[Der ausgewanderte Dichter]. Fragmentos líricos de un ciclo incompleto de poesías de Ferdinand Freiligrath (1810-1876); una serie de conmovedoras y nostálgicas visiones de un poeta emigrado en tierra india, que se construye su cabaña con troncos de abetos y helechos, va a la caza del bisonte y del alce y, amigo de los indígenas, quiere ser sepultado por ellos «mirando hacia oriente».
Fueron compuestos en los años en que el joven poeta trabajaba en .una casa de comercio en Amsterdam (1832-1836) y expresan su anhelo por un mundo más espiritual y poético. El fragmento lírico más importante es aquel en que narra la cacería del alce: una huella roja en el terreno muestra que el animal está herido y el guía, junto con el poeta, siguen las huellas, porque saben que el animal se retira a la espesura para morir en la soledad. Encuentran al animal moribundo en lo espeso de la selva y, mientras el guía lanza el grito de caza, el poeta conmovido ve en aquella agonía el símbolo de sus propias penas.
Lleno de impulso está el himno a la primavera [«Hinaus, hinaus…»] que describe el despertar de la naturaleza exótica, mientras las reinas de las abejas zumban con su cortejo a través del bosque, y el poeta quiere deambular como ellas «rodeado del enjambre de sus pensamientos». Sin embargo, una violenta nostalgia se apodera del poeta europeo en la soledad salvaje cuando canta a los bosques asombrados las canciones de Uhland, Kórner, Kerner, Arndt y Schenkendorf, y, como nuevo Orfeo, con las canciones de su patria conmueve, no a las rocas, sino a las serpientes, que se ponen a bailar. Luego, en un ímpetu de orgullo, el poeta alejado y olvidado lanza un reto a sus colegas en la patria y los invita a la lucha.

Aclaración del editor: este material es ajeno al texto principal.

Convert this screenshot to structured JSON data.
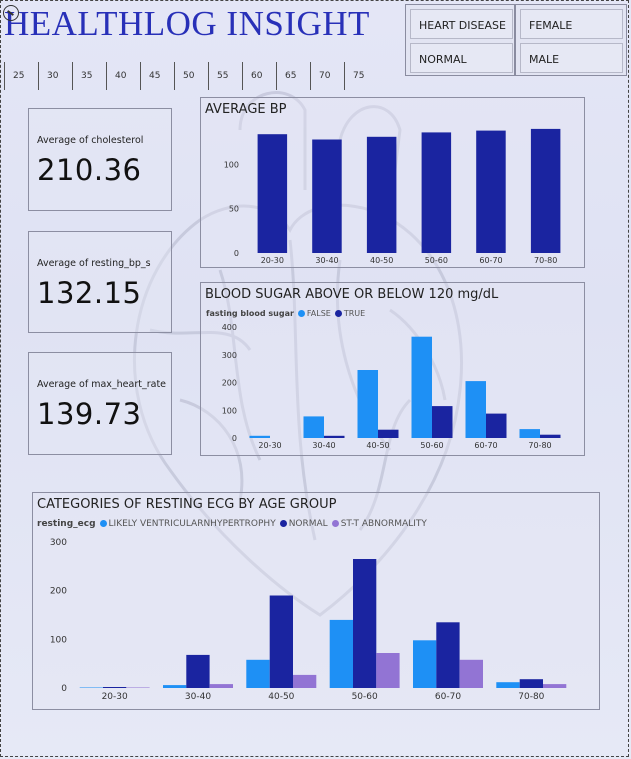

Pero sabe que su huida a la soledad, después de haber abandonado el mundo europeo que le disgustaba, no le dará la curación soñada; un año basta para apagar su orgullo, y en la poesía «Allein, allein…», llora su soledad e invoca a «un único ser, para poder reclinar su cabeza en su pecho». Se advierte, en la entonación patética y en la facilidad melodiosa, la influencia de Víctor Hugo, intensamente estudiado por Freiligrath; mientras en el gracioso idilio del caballero de la sabana, que vuelve al seno de la familia en la amada cabaña, después de sus atrevidas correrías, se encuentra la influencia de Longfellow. Las breves poesías, melodiosas y de vivos colores, revelan, pese a las influencias literarias, una personalidad poética que tiene también una originalidad cálida y espontánea.